白い巨塔では唐沢財前先生、手術前に音楽に合わせてメスを振る練習(シミュレーション?)をしていましたが、せんでしょう、普通。誰かに見られたら大学中の笑い者になります。
「ただいまより手術を始めます。術式は腹直筋皮弁による舌再建術、微少血管吻合を行いますので、そのつもりで。ではペンッ」
「ではメスッ」と言いたいところなんですが、形成外科ではまずデザインから始めますのでペンです。最初からずっこけますが致し方ありません。
手術のスタッフ全員より自分の身分が上になったら財前先生の気分で言ってみましょう。国立病院にいたとき、ちょうど「振り返れば奴がいる」の再放送があってたので、よく織田裕二風に執刀の宣言をして始めていました。CDとかも自分用に用意させ、手術時間を確認するため執刀時には壁のタイマーをスタートするように指示しています。
まあ、これも手術のスタッフの緊張を取ったりするための芸の一種なんですが、あまり何回もしてると飽きられますのでほどほどにします。
メスの前にペンと書きましたが、形成外科では最初にデザインと言って切る部分をきちんと皮膚にペンで描きます。外科とかではさっさとメスを入れますが、形成外科はもっとチマチマしています(いや、精密です)。というのも皮膚には場所によって血の流れが違い、切ることによってその流れを寸断しないように気を付けながらメスを入れなければなりません。一度切ったものをくっつける訳にもいきませんし、顔などの手術の場合はミリ単位の切開になることも多いため、事前にペンで描くわけです。

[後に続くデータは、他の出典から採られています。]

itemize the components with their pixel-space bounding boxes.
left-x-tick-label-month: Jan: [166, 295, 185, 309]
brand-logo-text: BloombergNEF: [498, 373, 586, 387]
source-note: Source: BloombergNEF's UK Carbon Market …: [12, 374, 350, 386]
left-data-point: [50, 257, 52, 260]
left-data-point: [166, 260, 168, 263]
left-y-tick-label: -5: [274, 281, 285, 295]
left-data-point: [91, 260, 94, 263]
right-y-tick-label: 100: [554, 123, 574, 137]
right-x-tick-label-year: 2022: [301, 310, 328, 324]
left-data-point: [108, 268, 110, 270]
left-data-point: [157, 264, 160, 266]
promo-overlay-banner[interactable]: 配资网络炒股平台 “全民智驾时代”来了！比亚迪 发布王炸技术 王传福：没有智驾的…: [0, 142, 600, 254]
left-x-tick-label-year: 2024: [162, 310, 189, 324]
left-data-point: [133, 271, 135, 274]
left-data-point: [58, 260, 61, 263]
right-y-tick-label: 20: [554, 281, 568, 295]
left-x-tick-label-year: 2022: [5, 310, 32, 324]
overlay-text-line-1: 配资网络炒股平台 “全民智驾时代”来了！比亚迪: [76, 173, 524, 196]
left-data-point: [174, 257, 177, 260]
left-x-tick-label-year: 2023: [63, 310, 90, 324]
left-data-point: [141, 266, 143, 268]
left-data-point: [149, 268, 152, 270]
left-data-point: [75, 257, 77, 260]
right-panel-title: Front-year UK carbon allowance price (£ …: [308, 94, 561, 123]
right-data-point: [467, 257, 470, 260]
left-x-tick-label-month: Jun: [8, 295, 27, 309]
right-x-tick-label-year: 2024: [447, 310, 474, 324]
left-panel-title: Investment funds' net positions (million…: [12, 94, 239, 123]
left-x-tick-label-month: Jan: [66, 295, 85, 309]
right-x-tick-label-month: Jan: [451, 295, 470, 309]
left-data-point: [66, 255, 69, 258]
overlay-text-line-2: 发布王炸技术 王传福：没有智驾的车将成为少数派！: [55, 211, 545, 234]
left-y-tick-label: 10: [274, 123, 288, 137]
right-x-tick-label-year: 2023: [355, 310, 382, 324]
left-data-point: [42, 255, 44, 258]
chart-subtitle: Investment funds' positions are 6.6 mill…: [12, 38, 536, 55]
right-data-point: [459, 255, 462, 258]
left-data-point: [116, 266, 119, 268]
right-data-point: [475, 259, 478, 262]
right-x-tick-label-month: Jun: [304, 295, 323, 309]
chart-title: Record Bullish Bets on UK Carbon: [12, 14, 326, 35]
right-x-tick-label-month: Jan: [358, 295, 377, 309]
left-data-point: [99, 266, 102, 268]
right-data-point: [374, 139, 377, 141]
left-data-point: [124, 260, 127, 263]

デザインの精密さ、手術の繊細さゆえ椅子に座って手術することも多く、財前先生のような豪快な手術は最初から望み薄です。

「汗っ」とか言うと外回りのナースがやってきて優しく額とか拭いてくれます(?)。
もちろん汗が術野に墜ちると不潔になりますので滴る汗は拭かなければいけませんが、あんまり威張って言ってはいけません。
「看護婦さ~ん、ちょっと汗拭いてくれる?」くらいでしょう。
しかし、まずそんな大汗をかくように焦ってはいけません。もう少し冷静に手術いたしましょう。暑いんならエアコンの温度を下げてもらって下さい。手術がうまくいっていない時とか思いの外出血が多くて焦っている時とかは大汗をかきますが、そもそもそのような状況に陥らないようにしなければいけません。

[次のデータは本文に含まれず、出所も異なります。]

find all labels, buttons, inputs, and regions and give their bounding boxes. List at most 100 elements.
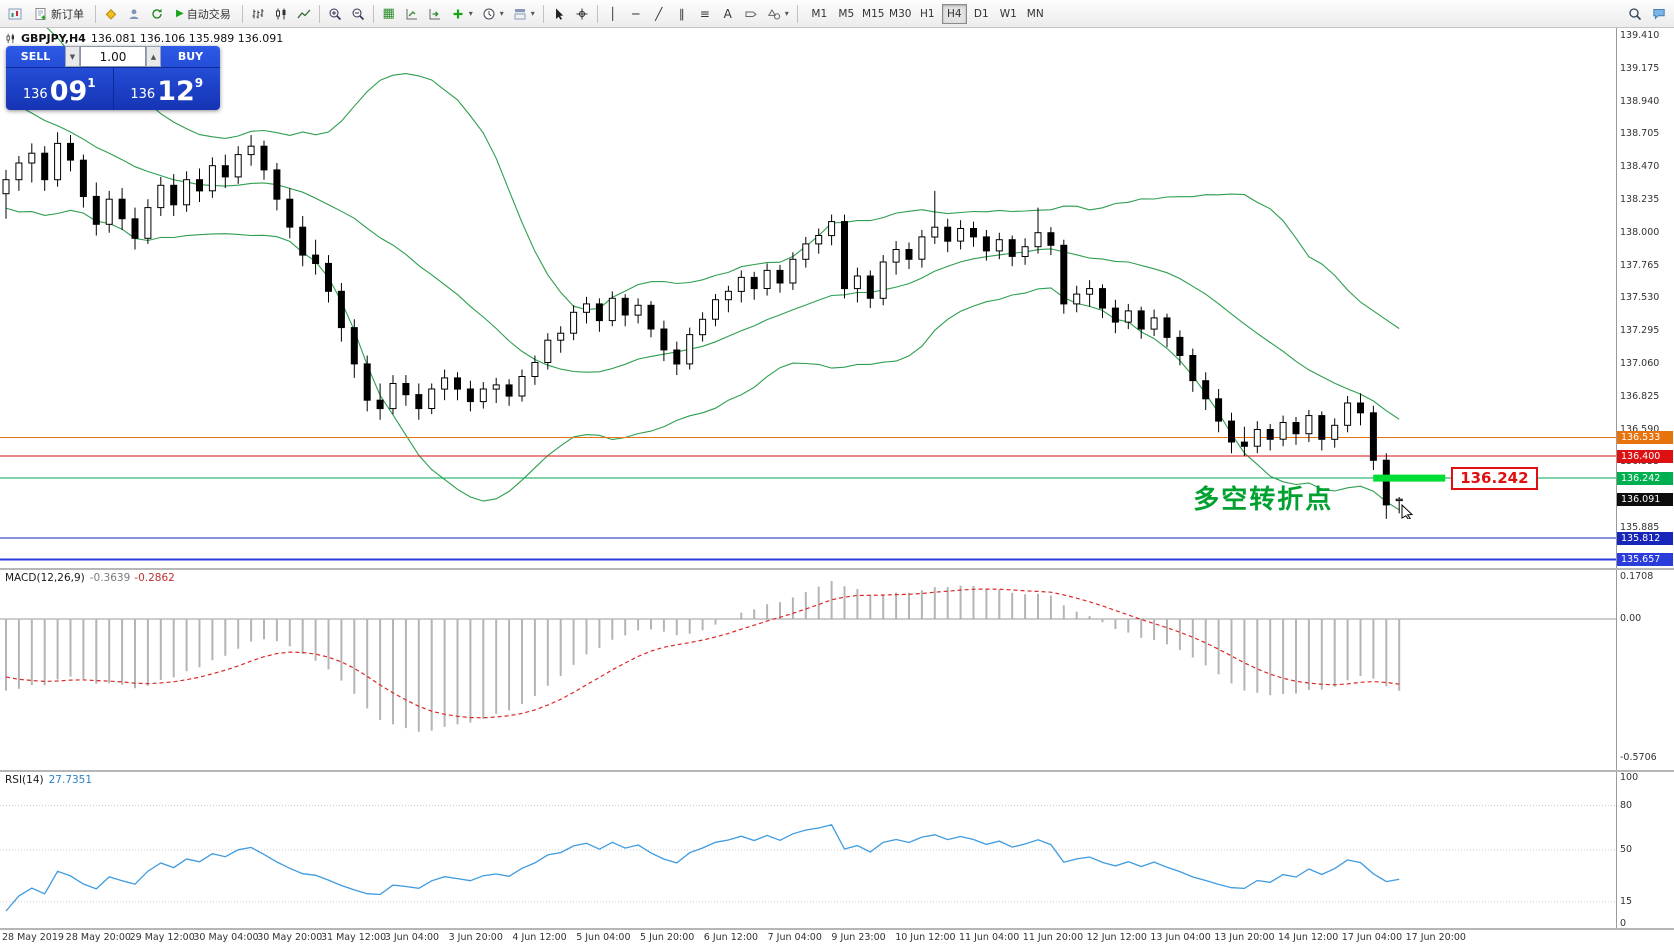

ときどき、気が付いたら手術をしながら医者が冗談を言っていたり、笑いながら手術していたのに気づいて不謹慎さに怒りを覚えたなどの記事を見かけますが、そのくらいリラックスしているくらいがちょうど良いのです。冗談を言いつつ手術ができるのは手術そのものが非常に調子の良い時で、焦っている時は冗談など出ませんし、大汗をかきながらの手術なんて自分だったら絶対やってほしくありません。
てな具合に手術が進展してゆきます。
「学生さん、これは何という血管でしょうか?」「何、わからん?よく勉強しておくようにね」な~んて時々先生風も吹かせてみたりします。
「お疲れ様でした。ありがとうございました」麻酔科の先生に声を掛け、「じゃあとたのむよ」なんて第一助手に言って手術室を後にします。